Publié le 29 Juillet 2014

Gilles Promsy est un Aïkidoka au parcours exceptionnel ! Après une grave opération du coeur, les médecins lui déconseillent de continuer le sport. Pourtant Gilles décide de reprendre l'Aïkido et passe avec succès l'examen du 1er Dan en juin dernier !

Gilles Promsy, un Aïkidoka hors norme ! Interview

Julien Henriet – Bonjour, Gilles. Peux-tu nous expliquer ton parcours hors norme, stp ?

Gilles Promsy - j’ai 57 ans. J’étais un grand sportif de course à pied, je pratique le Yoga depuis 10 ans et l’Aïkido depuis 54 ans.

Il y a 2 ans, suite à un contrôle médical, mon cardiologue a découvert une insuffisance mitrale très importante (70% de fuite liée à un souffle au cœur). Il fallait opérer rapidement parce que le cœur compensait et se déformait peu à peu.

Cela a été un choc, complètement inattendu. Car je n’avais aucun symptôme apparent, de par mon passé de sportif mon cœur compensait. L’opération a eu lieu en septembre 2012 à l’hôpital Georges Pompidou à Paris.

L’opération a consisté à placer 2 "cordages basaux" et à les suturer sur l’anneau mitral. Une sternotomie (ouverture verticale du sternum) a été effectuée. Le cœur a été arrêté 2 heures. J’ai été relié à une machine qui a suppléé la fonction cœur-poumon. L’opération a duré 10 heures au total.

Aujourd’hui, je retrouve petit-à-petit une bonne forme, et je continue à améliorer ma capacité respiratoire qui avait été partiellement atteinte suite à l’ouverture et l’écartement du sternum.
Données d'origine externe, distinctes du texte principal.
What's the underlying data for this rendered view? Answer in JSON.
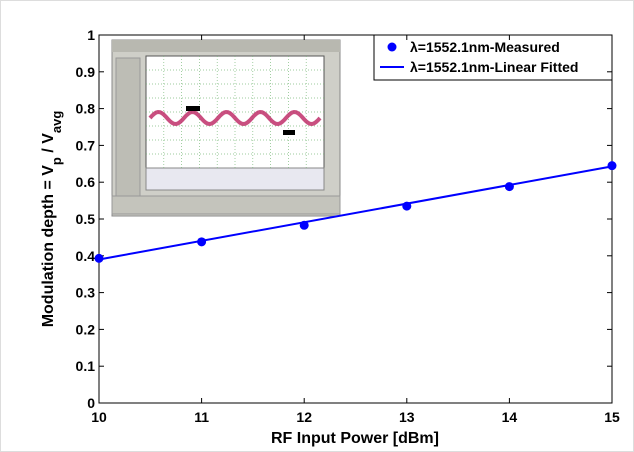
{
  "chart_data": {
    "type": "line",
    "xlabel": "RF Input Power [dBm]",
    "ylabel_parts": [
      "Modulation depth = V",
      "p",
      " / V",
      "avg"
    ],
    "xlim": [
      10,
      15
    ],
    "xticks": [
      10,
      11,
      12,
      13,
      14,
      15
    ],
    "ylim": [
      0,
      1
    ],
    "yticks": [
      0,
      0.1,
      0.2,
      0.3,
      0.4,
      0.5,
      0.6,
      0.7,
      0.8,
      0.9,
      1
    ],
    "grid": false,
    "legend": "upper right",
    "series": [
      {
        "name": "λ=1552.1nm-Measured",
        "color": "#0000ff",
        "style": "marker",
        "x": [
          10,
          11,
          12,
          13,
          14,
          15
        ],
        "values": [
          0.393,
          0.438,
          0.483,
          0.535,
          0.588,
          0.645
        ]
      },
      {
        "name": "λ=1552.1nm-Linear Fitted",
        "color": "#0000ff",
        "style": "line",
        "x": [
          10,
          15
        ],
        "values": [
          0.39,
          0.643
        ]
      }
    ]
  }
}
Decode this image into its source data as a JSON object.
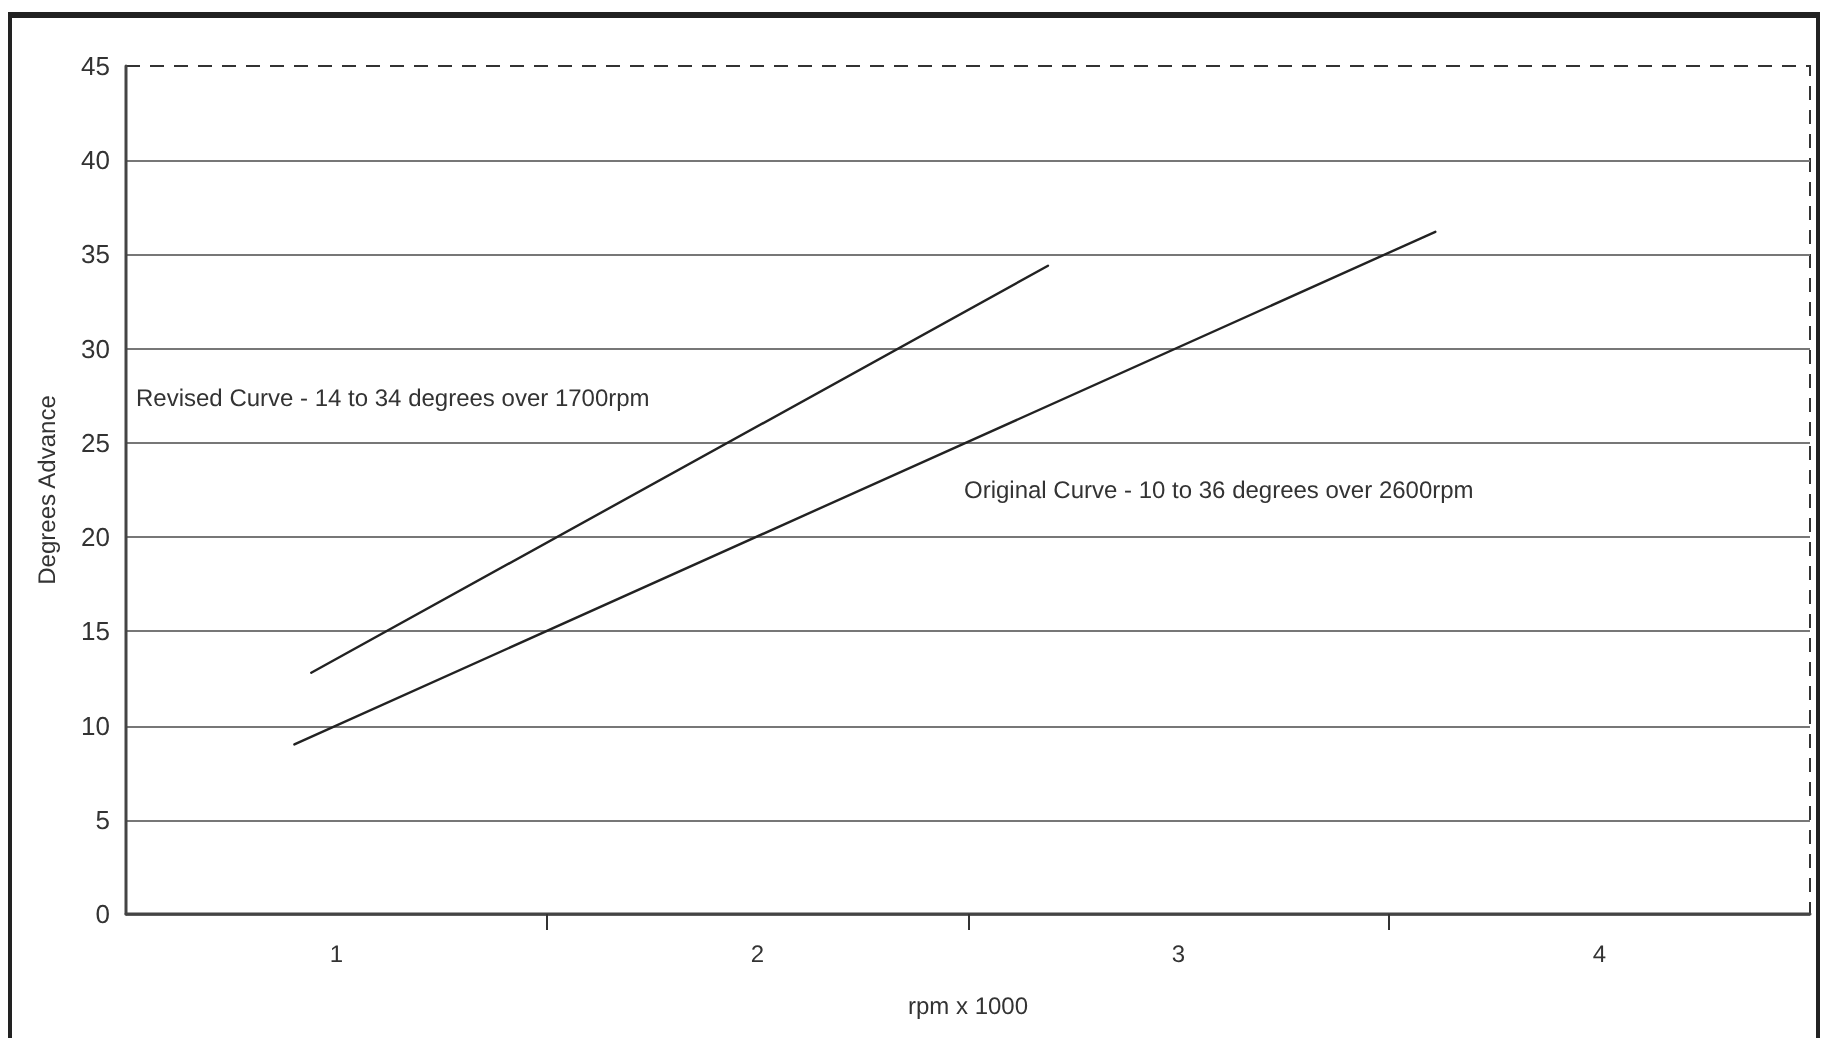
{
  "chart_data": {
    "type": "line",
    "xlabel": "rpm x 1000",
    "ylabel": "Degrees Advance",
    "series": [
      {
        "color": "#222222",
        "x": [
          0.94,
          2.69
        ],
        "values": [
          12.8,
          34.4
        ]
      },
      {
        "color": "#222222",
        "x": [
          0.9,
          3.61
        ],
        "values": [
          9.0,
          36.2
        ]
      }
    ],
    "annotations": [
      "Revised Curve - 14 to 34 degrees over 1700rpm",
      "Original Curve - 10 to 36 degrees over 2600rpm"
    ],
    "xlim": [
      0.5,
      4.5
    ],
    "xticks": [
      1,
      {
        "value": 1.5,
        "label": null
      },
      2,
      {
        "value": 2.5,
        "label": null
      },
      3,
      {
        "value": 3.5,
        "label": null
      },
      4
    ],
    "ylim": [
      0,
      45
    ],
    "yticks": [
      0,
      5,
      10,
      15,
      20,
      25,
      30,
      35,
      40,
      45
    ],
    "grid": "y",
    "marker": "none",
    "line_style": "solid"
  }
}
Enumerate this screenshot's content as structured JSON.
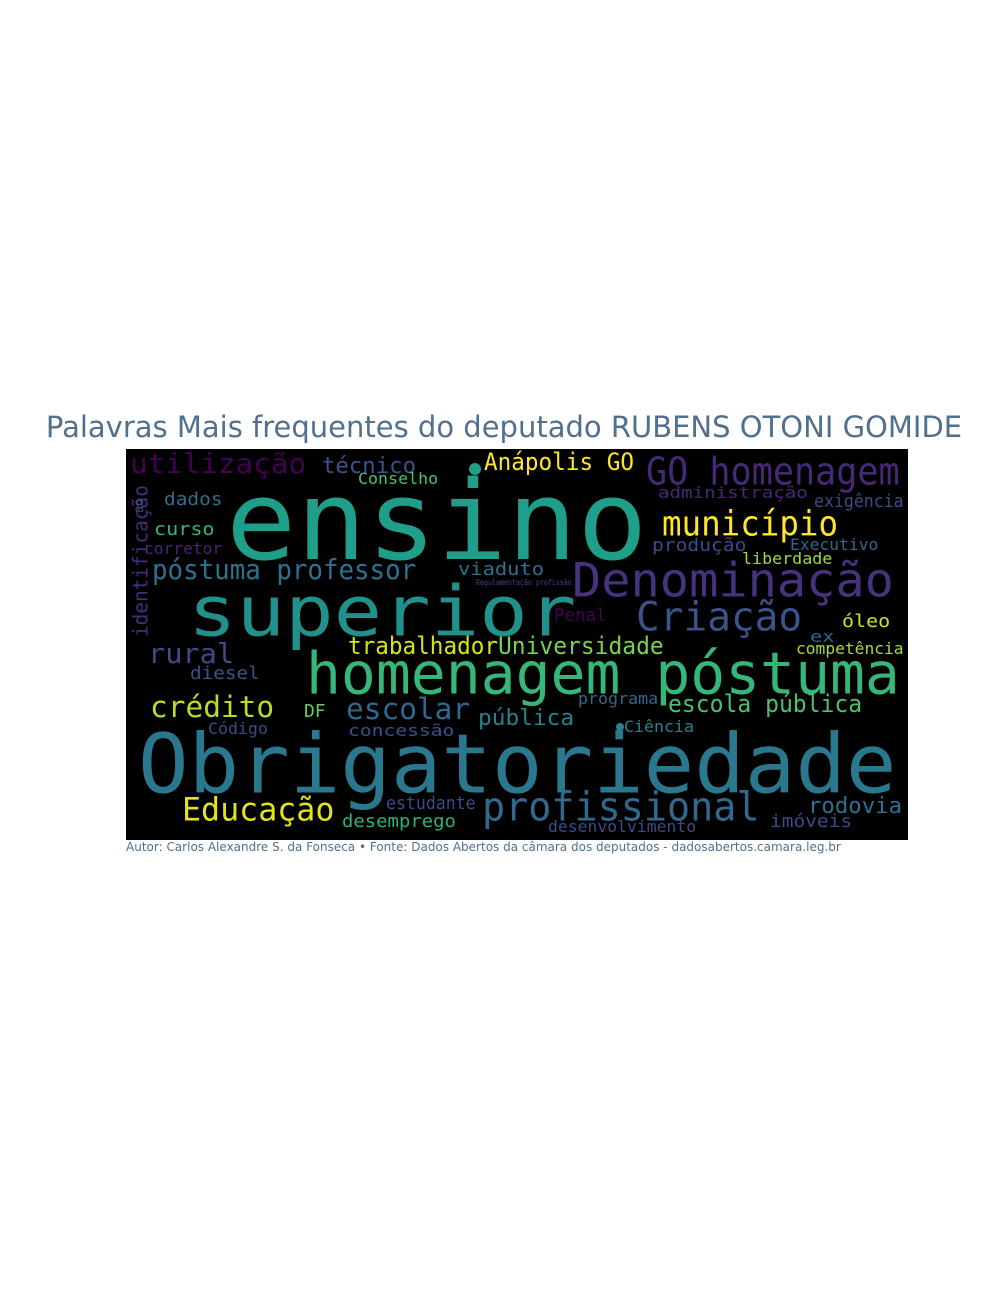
{
  "title": "Palavras Mais frequentes do deputado RUBENS OTONI GOMIDE",
  "caption": "Autor: Carlos Alexandre S. da Fonseca • Fonte: Dados Abertos da câmara dos deputados - dadosabertos.camara.leg.br",
  "colors": {
    "title": "#51708f",
    "background": "#000000"
  },
  "words": [
    {
      "text": "ensino",
      "color": "#1f9e89"
    },
    {
      "text": "superior",
      "color": "#21918c"
    },
    {
      "text": "Obrigatoriedade",
      "color": "#2a788e"
    },
    {
      "text": "homenagem póstuma",
      "color": "#35b779"
    },
    {
      "text": "Denominação",
      "color": "#46327e"
    },
    {
      "text": "GO homenagem",
      "color": "#482878"
    },
    {
      "text": "Criação",
      "color": "#3b528b"
    },
    {
      "text": "profissional",
      "color": "#31688e"
    },
    {
      "text": "município",
      "color": "#fde725"
    },
    {
      "text": "utilização",
      "color": "#440154"
    },
    {
      "text": "póstuma professor",
      "color": "#2c728e"
    },
    {
      "text": "Educação",
      "color": "#e5e419"
    },
    {
      "text": "crédito",
      "color": "#b5de2b"
    },
    {
      "text": "rural",
      "color": "#3e4a89"
    },
    {
      "text": "escolar",
      "color": "#31688e"
    },
    {
      "text": "trabalhador",
      "color": "#d8e219"
    },
    {
      "text": "Universidade",
      "color": "#7ad151"
    },
    {
      "text": "escola pública",
      "color": "#4ac16d"
    },
    {
      "text": "Anápolis GO",
      "color": "#fde725"
    },
    {
      "text": "técnico",
      "color": "#3b528b"
    },
    {
      "text": "pública",
      "color": "#26828e"
    },
    {
      "text": "rodovia",
      "color": "#2c728e"
    },
    {
      "text": "estudante",
      "color": "#3e4a89"
    },
    {
      "text": "desemprego",
      "color": "#2db27d"
    },
    {
      "text": "desenvolvimento",
      "color": "#3e4a89"
    },
    {
      "text": "imóveis",
      "color": "#3e4a89"
    },
    {
      "text": "dados",
      "color": "#2c728e"
    },
    {
      "text": "curso",
      "color": "#35b779"
    },
    {
      "text": "corretor",
      "color": "#482475"
    },
    {
      "text": "identificação",
      "color": "#472d7b"
    },
    {
      "text": "Conselho",
      "color": "#4ac16d"
    },
    {
      "text": "administração",
      "color": "#482878"
    },
    {
      "text": "exigência",
      "color": "#3e4a89"
    },
    {
      "text": "produção",
      "color": "#3e4a89"
    },
    {
      "text": "Executivo",
      "color": "#31688e"
    },
    {
      "text": "liberdade",
      "color": "#a0da39"
    },
    {
      "text": "viaduto",
      "color": "#2c728e"
    },
    {
      "text": "Regulamentação profissão",
      "color": "#414487"
    },
    {
      "text": "Penal",
      "color": "#440154"
    },
    {
      "text": "óleo",
      "color": "#d2e21b"
    },
    {
      "text": "ex",
      "color": "#31688e"
    },
    {
      "text": "competência",
      "color": "#a8db34"
    },
    {
      "text": "diesel",
      "color": "#3b528b"
    },
    {
      "text": "DF",
      "color": "#6ccd5a"
    },
    {
      "text": "programa",
      "color": "#31688e"
    },
    {
      "text": "Código",
      "color": "#3e4a89"
    },
    {
      "text": "concessão",
      "color": "#3b528b"
    },
    {
      "text": "Ciência",
      "color": "#26828e"
    },
    {
      "text": "ao",
      "color": "#3b528b"
    }
  ]
}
J’ai dû arrêter la course à pied et ne pense pas pouvoir reprendre cette activité. J’ai continué le Yoga et repris l’Aïkido 5 mois après l’opération.

JH – Qu’est-ce qui t’a donné l’envie de passer ce Dan malgré l’avis médical ?

GP - L’Aïkido m'a paru l'activité la plus appropriée pour retrouver la forme, et pour reprendre confiance en moi.

Et, pour moi, reprendre simplement l’Aïkido n’était pas suffisant, j’avais envie, besoin, d’aller plus loin et de passer le Shodan.

Je suis donc passé outre la "réserve médicale", qui ne concernait pas le cœur proprement dit mais les suites post-opératoires (cicatrisation, consolidation, respiration). J’étais surtout à l’écoute de mon corps, tout en restant prudent.

Aujourd'hui je vis cela comme une expérience gratifiante, au cours de laquelle mon esprit et mon corps sont en harmonie.

JH - Est-ce un défi que tu t’es lancé ?

GP - Ce n’est pas vraiment un défi. Comme je l’ai dit, j’avais simplement besoin de me prouver que j’étais capable de retrouver des sensations physiques et mentales éprouvées auparavant.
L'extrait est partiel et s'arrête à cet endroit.